One would think that relics went out of style following Martin Luther and the Protestant reformation in the 16th century, but the veneration of relics continues well into the beginning of the 21st century. Of course, modern church people are quick to point out that these relics or the physical remains of a holy person should not be considered miraculous; neither should they be worshipped as the practice borders on superstition. At best, relics are souvenirs of a saintly life. They can be: first-class relics, meaning a piece of the saint’s body (e.g., bone, skin, hair, blood); second-class relics, meaning objects closely associated, often physically, with a saint, like clothing or other personal effects; and third-class relics, meaning objects that have been touched onto a first-class relic (e.g., a piece of cloth rubbed on the bones of a saint or laid on a saint’s tomb).
As a historian I have always been fascinated by relics. In my past life as a Benedictine monk, when visiting other monasteries, I would ask to see their relic cabinet. One of my memorable experiences was in an English monastery with the keeper of relics.
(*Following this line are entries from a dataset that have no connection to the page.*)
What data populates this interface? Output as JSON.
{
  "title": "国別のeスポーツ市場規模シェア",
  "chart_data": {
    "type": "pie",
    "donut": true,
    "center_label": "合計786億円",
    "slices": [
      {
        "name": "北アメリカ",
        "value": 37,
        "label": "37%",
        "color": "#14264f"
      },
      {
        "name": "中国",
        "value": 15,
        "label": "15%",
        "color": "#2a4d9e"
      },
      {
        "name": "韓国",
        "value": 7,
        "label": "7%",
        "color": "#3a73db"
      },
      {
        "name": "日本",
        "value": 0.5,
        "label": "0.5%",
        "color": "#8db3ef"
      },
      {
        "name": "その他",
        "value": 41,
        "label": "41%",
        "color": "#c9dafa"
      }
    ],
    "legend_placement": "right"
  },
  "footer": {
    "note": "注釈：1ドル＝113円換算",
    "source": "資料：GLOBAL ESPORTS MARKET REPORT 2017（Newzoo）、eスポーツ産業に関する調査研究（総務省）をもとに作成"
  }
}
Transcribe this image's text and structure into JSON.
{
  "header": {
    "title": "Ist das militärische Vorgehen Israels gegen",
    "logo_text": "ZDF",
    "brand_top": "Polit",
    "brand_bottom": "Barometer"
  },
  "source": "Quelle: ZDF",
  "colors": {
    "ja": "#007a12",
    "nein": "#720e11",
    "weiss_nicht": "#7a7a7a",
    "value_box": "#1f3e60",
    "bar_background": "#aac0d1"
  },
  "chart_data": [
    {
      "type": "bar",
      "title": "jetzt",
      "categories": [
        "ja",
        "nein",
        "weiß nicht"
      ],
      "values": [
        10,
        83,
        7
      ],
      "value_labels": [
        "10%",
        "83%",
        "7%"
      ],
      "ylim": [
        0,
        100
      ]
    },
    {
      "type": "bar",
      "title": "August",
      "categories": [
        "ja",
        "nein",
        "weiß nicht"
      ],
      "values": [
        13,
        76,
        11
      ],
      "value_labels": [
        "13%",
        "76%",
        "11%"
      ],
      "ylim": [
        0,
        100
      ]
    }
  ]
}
He had written a standard reference work on saints. “What do you want to see?” he asked. Before I could ask for the catalogue, he offered to show me a piece of the manger where Christ lay, a piece of St. Joseph’s underwear, a piece of the banner that St. George carried when he slew the dragon, and milk of the Virgin Mary. As a historian himself he could read the skepticism in my eyes, and I wonder if he was just trying to make me laugh. So he opened large drawers and brought out a whole set of garments that once belonged to Pius IX, everything from a mitre down to those specially made red shoes. As I admired this bit of physical history that lay before me, he asked, “Would you like to try it on?” I politely declined scared that lightning would strike me down if I accepted the tempting offer.
In other monasteries the relics were kept in reliquaries of gold and silver, ornamented by precious stones. These reliquaries sometimes took on the shape of the relic itself. For instance, if it was bone from a foot, then the reliquary was in the shape of a foot. I have seen reliquaries that contained arms and heads. One contained a tangled vine, which was the Crown of Thorns before all the thorns were taken away. Some reliquaries come in the form of a cross because they contain pieces from the True Cross, but nothing beats a gold reliquary in France that once held the foreskin of Christ. The relic has since disappeared. But that is not a problem because there were about a dozen churches in medieval Europe that all claimed to have the holy foreskin.
Relics, like royal wedding souvenirs, are pieces of history, remnants of memory. Whether they become objects that bring about health, happiness, safety, or a winning lotto number—now, that really depends on your faith.